Литмир - Электронная Библиотека
Содержание  
A
A

А сидя за столом (до чего же вкусна была рассыпчатая, блестящая на изломе картошка, ноздреватый хлеб с приставшей на корочке серой мукой, густое томленое молоко, текущее ленивой складчатой струйкой в стакан!), он ничуть не удивился, когда узнал, что Вера поедет вместе с ним в Озерки. Иначе не могло быть в это счастливое утро, удачу не надо было вымаливать, удача везде ждала Алешку сама…

Вскоре после завтрака шелково зажурчал, закартавил под окнами негромкий мотор, глянцево-черная с белой крышей «Волга» остановилась у крыльца. И опять это было естественно: не могли они ехать сегодня в допотопной повозке, не могли ехать на чумазом буксире, даже на отцовской старой «Победе» не могли, — только вот на такой великолепной, блистающей, роскошной машине надо было ехать сегодняшним утром.

Степу с шестилетней Машенькой посадили вперед, к шоферу, Алешка и Вера сели сзади. Диванчик «Волги», обтянутый полотняным чехлом, был широк, просторен; три человека свободно умещались на нем, но все-таки как же близко очутилась Вера, как неожиданно, пугающе близко! Алешка подвинулся на самый край, прижался к дверце, и все равно ситцевое платье Веры коснулось Алешкиной руки (Вера его расправила, садясь), и совсем рядом оказался ее остренький, с ямкой и наморщившейся кожей локоть; Алешка — слышал ее дыхание, ощутил ее запахи — пахло свежевыглаженным бельем, озерной водой, влажными после купания волосами; Вера откинулась на спинку диванчика, и ее движение через скрипнувшие пружины, через полотняную ткань чехла передалось Алешкиному плечу и почти обожгло его…

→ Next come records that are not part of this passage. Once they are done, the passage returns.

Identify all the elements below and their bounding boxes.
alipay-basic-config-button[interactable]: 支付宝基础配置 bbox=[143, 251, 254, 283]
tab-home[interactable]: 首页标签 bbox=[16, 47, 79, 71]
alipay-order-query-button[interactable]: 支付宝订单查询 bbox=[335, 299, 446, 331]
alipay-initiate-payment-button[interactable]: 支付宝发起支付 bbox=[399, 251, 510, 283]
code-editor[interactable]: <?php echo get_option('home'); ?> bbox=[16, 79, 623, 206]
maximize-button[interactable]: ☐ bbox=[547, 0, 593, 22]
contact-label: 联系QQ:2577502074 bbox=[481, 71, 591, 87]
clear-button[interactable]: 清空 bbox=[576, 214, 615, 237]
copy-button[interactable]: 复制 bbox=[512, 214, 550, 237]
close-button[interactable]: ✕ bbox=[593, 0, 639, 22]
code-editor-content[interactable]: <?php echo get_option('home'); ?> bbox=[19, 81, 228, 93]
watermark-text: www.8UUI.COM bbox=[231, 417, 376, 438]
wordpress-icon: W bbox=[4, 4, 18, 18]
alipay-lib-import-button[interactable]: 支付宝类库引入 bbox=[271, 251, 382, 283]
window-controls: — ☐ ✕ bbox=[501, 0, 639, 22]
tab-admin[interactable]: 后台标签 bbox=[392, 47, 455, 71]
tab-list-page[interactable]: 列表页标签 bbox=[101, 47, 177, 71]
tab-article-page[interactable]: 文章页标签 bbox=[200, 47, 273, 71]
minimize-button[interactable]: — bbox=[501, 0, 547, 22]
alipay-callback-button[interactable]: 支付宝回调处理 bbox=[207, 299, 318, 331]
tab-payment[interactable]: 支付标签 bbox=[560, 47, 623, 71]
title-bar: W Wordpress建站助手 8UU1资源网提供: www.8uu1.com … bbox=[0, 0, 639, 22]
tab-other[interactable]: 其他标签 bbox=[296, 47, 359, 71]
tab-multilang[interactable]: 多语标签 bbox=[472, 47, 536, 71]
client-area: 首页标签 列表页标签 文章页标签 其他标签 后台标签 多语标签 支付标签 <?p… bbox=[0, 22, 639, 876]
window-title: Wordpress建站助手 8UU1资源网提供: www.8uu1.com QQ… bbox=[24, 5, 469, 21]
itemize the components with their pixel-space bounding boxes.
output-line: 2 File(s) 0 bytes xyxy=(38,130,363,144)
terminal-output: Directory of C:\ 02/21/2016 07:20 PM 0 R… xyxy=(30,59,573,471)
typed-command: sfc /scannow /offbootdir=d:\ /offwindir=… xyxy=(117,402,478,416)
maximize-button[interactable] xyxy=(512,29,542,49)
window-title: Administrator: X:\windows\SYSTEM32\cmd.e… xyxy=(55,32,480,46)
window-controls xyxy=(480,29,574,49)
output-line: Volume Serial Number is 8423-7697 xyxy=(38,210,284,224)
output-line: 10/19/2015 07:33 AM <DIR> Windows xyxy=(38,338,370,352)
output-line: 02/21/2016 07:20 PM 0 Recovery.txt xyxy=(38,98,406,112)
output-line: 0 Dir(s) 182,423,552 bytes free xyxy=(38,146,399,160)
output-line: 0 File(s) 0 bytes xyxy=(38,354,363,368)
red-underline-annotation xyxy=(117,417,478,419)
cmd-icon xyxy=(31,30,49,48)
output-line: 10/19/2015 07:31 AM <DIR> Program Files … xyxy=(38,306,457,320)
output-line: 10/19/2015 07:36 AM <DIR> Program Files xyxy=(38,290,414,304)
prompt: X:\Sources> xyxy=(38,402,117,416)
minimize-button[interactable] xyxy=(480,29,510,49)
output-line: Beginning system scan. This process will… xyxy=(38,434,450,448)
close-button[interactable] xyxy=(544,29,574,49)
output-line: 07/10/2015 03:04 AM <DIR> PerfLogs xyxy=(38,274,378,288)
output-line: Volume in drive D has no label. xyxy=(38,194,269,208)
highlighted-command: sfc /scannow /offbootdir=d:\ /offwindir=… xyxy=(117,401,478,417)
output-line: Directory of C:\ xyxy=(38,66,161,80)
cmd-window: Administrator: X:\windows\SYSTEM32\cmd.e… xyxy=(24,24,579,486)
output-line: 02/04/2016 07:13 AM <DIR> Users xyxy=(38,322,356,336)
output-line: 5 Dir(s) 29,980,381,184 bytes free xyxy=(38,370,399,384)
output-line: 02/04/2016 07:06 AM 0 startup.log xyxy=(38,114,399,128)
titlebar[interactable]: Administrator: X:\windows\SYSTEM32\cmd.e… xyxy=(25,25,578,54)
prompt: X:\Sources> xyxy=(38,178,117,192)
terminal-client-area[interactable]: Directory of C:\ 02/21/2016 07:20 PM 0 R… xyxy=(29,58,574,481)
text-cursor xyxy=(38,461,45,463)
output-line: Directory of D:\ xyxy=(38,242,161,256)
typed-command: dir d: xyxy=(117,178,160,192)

Вначале Алешка не мог повернуться, не мог взглянуть на Веру; он заставлял себя смотреть вперед. «Вот зеркальце над приборным щитком, — твердил он как заклинание, — вот спидометр; я знаю, что это такое; вот никелированная пепельница, крышка у нее поцарапана…», но и в зеркальце, и в голубоватом стекле спидометра, и в крышке пепельницы вдруг появлялось отражение Веры, и Алешка отводил глаза… Старшая из сестер, Надежда, о чем-то долго разговаривала с шофером, и на нее тоже нельзя было смотреть, потому что старшая сестра и шофер, конечно же, оказались влюбленными, и было заметно, как они боятся прикоснуться друг к дружке и не могут расстаться.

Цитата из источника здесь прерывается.